Former President Alvaro Uribe (Image: Twitter)
Colombia’s Supreme Court confirmed that former president Alvaro Uribe’s 12-year prison sentence will remain suspended until after the appeals process.
The appeals chamber of the Supreme Court reaffirmed the decision reached by the Bogota appeals court, which is looking into Uribe’s fraud and bribery conviction, in August.
The protection of Alvaro Uribe Velez’s right to liberty is confirmed after verifying that the reasons set forth by the Forty-Fourth Criminal Circuit Court of Bogota for immediately restricting his liberty do not meet a constitutionally admissible standard of motivation.
Supreme Court
Uribe’s defense attorney, Jaime Granados, had requested the suspension of the 12-year prison sentence that could be served at home on the condition that the far-right former president complies with house arrest rules.
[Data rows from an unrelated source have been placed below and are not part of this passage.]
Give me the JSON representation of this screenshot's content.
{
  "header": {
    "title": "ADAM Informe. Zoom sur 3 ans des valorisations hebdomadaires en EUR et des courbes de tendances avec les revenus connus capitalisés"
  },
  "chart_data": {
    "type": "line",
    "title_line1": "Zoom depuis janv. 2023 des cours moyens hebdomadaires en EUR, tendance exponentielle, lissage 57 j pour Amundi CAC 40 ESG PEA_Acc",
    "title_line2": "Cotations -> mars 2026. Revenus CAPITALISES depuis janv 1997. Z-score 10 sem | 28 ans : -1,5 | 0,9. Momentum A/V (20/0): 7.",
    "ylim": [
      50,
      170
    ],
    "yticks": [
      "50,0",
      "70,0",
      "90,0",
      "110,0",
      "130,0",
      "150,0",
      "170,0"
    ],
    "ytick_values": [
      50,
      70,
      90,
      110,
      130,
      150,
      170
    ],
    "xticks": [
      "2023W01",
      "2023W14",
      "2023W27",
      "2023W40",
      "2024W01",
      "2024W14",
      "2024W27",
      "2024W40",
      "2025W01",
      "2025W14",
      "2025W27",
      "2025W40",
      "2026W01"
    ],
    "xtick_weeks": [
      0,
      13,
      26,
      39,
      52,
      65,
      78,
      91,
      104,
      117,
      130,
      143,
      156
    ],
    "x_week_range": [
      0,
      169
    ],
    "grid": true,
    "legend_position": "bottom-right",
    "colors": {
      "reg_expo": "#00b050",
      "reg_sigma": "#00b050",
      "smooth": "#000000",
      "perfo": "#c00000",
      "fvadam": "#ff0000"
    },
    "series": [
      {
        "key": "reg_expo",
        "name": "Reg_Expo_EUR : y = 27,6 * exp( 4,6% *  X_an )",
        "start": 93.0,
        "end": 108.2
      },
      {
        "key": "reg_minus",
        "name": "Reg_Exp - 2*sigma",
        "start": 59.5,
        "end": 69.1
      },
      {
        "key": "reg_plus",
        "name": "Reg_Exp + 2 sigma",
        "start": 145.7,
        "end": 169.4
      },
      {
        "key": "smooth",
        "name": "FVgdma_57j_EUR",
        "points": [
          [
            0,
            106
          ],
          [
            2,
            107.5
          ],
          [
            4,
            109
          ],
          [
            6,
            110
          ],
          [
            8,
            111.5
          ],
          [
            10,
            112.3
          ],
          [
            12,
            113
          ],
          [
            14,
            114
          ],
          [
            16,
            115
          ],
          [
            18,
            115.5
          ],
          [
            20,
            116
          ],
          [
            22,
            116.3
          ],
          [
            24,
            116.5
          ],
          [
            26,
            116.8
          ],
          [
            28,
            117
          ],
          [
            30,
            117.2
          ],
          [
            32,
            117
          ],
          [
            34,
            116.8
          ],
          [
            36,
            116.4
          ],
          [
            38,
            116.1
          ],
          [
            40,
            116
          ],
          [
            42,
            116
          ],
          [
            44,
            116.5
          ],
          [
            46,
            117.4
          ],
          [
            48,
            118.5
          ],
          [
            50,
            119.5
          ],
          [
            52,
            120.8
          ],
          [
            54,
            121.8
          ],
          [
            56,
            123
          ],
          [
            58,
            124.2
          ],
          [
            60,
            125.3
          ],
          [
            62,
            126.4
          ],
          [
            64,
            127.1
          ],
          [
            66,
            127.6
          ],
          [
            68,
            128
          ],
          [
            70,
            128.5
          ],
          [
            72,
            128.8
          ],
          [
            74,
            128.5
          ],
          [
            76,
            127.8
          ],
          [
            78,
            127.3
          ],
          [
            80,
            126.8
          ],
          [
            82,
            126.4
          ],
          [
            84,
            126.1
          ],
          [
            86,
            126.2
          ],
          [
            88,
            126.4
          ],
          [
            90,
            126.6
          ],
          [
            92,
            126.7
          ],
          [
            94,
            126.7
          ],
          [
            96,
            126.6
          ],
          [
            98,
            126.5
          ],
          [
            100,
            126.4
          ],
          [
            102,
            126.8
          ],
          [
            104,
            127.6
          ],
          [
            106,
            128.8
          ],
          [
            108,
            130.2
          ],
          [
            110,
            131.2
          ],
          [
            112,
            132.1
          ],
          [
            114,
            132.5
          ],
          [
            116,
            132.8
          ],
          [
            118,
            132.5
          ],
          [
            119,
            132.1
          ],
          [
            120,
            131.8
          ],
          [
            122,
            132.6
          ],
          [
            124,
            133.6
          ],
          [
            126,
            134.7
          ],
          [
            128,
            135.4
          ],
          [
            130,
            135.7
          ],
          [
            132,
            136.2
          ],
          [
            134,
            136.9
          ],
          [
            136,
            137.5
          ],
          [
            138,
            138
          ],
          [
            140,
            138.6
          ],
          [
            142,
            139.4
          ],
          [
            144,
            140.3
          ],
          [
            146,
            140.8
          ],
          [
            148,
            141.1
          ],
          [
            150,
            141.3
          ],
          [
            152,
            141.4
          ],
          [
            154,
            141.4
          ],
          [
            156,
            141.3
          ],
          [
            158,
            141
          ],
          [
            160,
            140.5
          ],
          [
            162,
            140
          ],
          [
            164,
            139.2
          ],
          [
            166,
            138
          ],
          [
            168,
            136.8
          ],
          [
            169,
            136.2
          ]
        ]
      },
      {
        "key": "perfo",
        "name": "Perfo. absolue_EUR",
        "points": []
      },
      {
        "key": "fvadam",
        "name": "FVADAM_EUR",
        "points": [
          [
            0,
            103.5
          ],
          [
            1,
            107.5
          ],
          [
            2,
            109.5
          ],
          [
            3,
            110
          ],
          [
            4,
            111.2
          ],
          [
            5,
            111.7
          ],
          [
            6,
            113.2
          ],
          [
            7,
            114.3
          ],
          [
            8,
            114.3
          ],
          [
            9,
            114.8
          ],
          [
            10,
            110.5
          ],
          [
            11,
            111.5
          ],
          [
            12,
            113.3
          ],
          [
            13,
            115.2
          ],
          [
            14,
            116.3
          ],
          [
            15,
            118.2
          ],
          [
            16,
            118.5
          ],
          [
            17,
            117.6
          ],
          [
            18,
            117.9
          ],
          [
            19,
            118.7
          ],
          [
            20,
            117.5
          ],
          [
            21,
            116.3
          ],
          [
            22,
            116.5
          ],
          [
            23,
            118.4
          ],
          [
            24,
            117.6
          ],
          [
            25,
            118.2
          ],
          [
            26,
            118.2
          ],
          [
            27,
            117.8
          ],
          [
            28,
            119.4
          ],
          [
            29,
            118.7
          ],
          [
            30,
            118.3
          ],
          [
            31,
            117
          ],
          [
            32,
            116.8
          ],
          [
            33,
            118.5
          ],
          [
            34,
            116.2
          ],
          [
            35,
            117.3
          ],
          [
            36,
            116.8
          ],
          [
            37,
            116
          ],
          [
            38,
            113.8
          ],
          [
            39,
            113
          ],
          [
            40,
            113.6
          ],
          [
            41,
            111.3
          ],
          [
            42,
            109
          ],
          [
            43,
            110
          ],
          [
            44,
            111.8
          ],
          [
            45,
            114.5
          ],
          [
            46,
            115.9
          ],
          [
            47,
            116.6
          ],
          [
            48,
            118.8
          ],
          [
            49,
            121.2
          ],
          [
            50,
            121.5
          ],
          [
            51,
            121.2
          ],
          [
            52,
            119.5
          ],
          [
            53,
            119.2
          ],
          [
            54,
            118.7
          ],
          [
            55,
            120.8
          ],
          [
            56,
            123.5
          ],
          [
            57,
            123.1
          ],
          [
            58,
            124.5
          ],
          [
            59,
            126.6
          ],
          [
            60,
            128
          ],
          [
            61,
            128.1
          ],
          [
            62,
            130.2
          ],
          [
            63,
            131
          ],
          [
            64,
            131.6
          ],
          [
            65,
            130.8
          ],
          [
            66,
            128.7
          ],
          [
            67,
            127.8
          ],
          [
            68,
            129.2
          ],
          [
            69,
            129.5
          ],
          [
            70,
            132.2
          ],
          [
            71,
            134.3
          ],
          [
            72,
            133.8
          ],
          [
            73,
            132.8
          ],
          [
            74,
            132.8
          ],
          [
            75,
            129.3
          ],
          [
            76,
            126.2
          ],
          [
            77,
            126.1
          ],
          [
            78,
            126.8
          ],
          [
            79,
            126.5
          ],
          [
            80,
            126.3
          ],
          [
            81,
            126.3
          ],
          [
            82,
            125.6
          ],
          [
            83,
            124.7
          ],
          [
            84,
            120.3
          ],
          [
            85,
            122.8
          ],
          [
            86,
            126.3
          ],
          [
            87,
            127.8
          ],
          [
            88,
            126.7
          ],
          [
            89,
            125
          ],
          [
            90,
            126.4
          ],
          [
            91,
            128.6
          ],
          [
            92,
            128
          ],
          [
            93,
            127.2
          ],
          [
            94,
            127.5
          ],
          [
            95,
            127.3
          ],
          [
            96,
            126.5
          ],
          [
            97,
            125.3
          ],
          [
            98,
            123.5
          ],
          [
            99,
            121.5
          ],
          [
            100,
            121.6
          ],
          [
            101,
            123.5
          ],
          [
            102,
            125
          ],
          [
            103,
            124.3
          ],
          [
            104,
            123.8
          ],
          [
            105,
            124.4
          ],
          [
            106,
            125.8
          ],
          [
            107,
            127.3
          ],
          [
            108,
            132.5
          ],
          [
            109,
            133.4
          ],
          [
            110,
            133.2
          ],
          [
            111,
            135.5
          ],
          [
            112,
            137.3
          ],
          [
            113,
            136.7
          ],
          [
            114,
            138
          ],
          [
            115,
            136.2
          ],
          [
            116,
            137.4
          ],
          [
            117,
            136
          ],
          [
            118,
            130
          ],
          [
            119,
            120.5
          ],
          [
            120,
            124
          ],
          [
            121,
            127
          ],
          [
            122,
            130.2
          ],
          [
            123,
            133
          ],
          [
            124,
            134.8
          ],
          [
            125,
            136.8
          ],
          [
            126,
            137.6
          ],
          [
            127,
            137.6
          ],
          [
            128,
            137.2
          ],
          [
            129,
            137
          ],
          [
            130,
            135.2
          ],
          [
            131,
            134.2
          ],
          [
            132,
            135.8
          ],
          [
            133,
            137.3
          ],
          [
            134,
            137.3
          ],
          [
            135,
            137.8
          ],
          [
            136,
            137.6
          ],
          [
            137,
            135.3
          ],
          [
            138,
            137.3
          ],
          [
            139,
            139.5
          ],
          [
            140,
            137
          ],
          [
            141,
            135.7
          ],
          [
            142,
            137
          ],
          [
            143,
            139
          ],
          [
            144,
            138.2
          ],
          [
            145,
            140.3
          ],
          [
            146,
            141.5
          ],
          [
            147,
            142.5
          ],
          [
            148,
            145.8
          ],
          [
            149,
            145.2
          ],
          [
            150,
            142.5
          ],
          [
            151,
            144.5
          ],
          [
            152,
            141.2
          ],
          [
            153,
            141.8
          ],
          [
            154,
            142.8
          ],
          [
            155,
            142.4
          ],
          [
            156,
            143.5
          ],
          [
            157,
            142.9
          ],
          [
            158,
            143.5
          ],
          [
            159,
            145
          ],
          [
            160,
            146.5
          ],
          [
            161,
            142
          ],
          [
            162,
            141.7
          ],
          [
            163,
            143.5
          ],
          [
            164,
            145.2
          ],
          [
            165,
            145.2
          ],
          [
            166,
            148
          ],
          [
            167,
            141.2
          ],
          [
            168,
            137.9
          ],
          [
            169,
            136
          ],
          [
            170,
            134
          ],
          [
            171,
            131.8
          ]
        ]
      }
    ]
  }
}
According to Granados, the sentence violated the former president’s right to dignity, due process, and the presumption of innocence.
Uribe was sentenced to prison by a Bogota court because he filed fraudulent criminal charges against the leftist Senator Ivan Cepeda in 2014.
The charges were based on false testimonies by witnesses, who sought to discredit investigations into the role of the former president and his brother Santiago in the creation of paramilitary groups in the 1990’s.
Uribe is currently being investigated for his alleged role in two massacres and the assassination of a human rights worker, who criticized the former president’s failure to act against far-right political violence in the Antioquia province when Uribe was governor.
The fraud and bribery investigation additionally revealed testimonies of former paramilitaries who testified that the Uribe brothers were actively involved in the creation and expansion of the Bloque Metro paramilitary group.
Cepeda’s investigations into Colombia’s armed conflict revealed further evidence of the Uribe Clan’s alleged role in paramilitary violence that claimed tens of thousands of lives in between 1995 and 2010.
The senator’s investigations further confirmed Uribe’s close ties to the crime families that made up the Medellin Cartel between 1976 and 1993.